Salz ist nicht gleich Salz

Schutzgemeinschaft Deutsche Nordseeküste SDN fordert stetige Reduzierung mitabsehbarem Ende der Einleitung von K+S-Industrieabwässern in Werra und Weser

Weser/Wattenmeer/Varel. „Der Umgang mit den flüssigen Abfällen aus der hessischen Kaliproduktion erzeugt eine Umweltverschmutzung ersten Ranges. Das muss endlich aufhören”, mahnt SDN-Vorsitzender und Bürgermeister Gerd-Christian Wagner, „oder zumindest muss sie stetig und vor allem glaubhaft reduziert werden.” Seit Jahrzehnten leite die in Kassel ansässige K+S Kali GmbH ihre im Kalibergbau entstehenden Abwässer in die Werra ein. Ein Verfahren, das gerade mit Blick auf die Wasserrahmenrichtline (WRRL-Richtlinie 2000/60/EG des europäischen Parlaments und des Rates) vom 23. Oktober 2000 rechtlich gar nicht zulässig wäre. Diese habe für europäische Gewässer, wie die Werra und die Weser, sowohl ein Verschlechterungsverbot als auch ein Verbesserungsgebot aufgestellt, um mindestens einen guten chemischen, physikalischen und ökologischen Zustand der Gewässer bis 2015 zu erreichen.

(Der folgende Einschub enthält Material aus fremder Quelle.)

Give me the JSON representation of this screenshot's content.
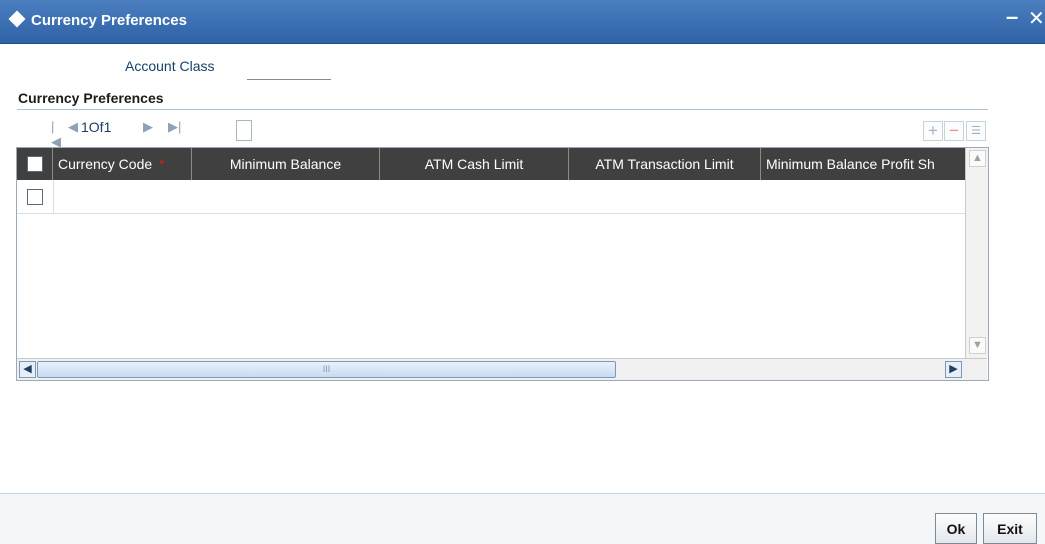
{
  "window": {
    "title": "Currency Preferences",
    "minimize_glyph": "–",
    "close_glyph": "✕"
  },
  "form": {
    "account_class_label": "Account Class",
    "account_class_value": ""
  },
  "section": {
    "title": "Currency Preferences"
  },
  "pager": {
    "first_icon": "first-page-icon",
    "prev_icon": "prev-page-icon",
    "text": "1Of1",
    "next_icon": "next-page-icon",
    "last_icon": "last-page-icon",
    "page_input_value": ""
  },
  "toolbar": {
    "add_icon": "plus-icon",
    "delete_icon": "minus-icon",
    "single_view_icon": "list-icon"
  },
  "grid": {
    "columns": [
      {
        "label": "Currency Code",
        "required": true
      },
      {
        "label": "Minimum Balance"
      },
      {
        "label": "ATM Cash Limit"
      },
      {
        "label": "ATM Transaction Limit"
      },
      {
        "label": "Minimum Balance Profit Sh"
      }
    ],
    "required_marker": "*",
    "rows": [
      {
        "checked": false,
        "currency_code": "",
        "minimum_balance": "",
        "atm_cash_limit": "",
        "atm_transaction_limit": "",
        "min_balance_profit_sharing": ""
      }
    ],
    "hscroll_thumb_glyph": "III"
  },
  "footer": {
    "ok_label": "Ok",
    "exit_label": "Exit"
  },
  "colors": {
    "titlebar": "#3a6fb3",
    "grid_header": "#404040",
    "required": "#cc2222"
  }
}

Nun müssten sich die Bundesländer im Einzugsgebiet der Weser bis Ende diesen Jahres auf einen Bewirtschaftungsplan „Salz 2021-2027“ verständigen. Dieser soll sicherstellen, dass die Flüsse gemäß der Vorgaben der WRRL bis zum Ende des Jahres 2027 den sogenannten „guten ökologischen Zustand“ erreichen. Bereits im März 2016 hatten deren Umweltministerien noch den Bewirtschaftungsplan 2015-2021 auf den Weg gebracht, um dieses Ziel zu erreichen zu können. Allerdings bestreite K+S mittlerweile die Machbarkeit der damaligen Einigung und habe nicht ohne Hinweis auf die vorhandenen Arbeitsplätze schon im April 2020 einen förmlichen Antrag zur Einleitung ihrer salzhaltigen Abwässer in die Werra gestellt, die weit über den Richtwerten dieser Vereinbarung lägen.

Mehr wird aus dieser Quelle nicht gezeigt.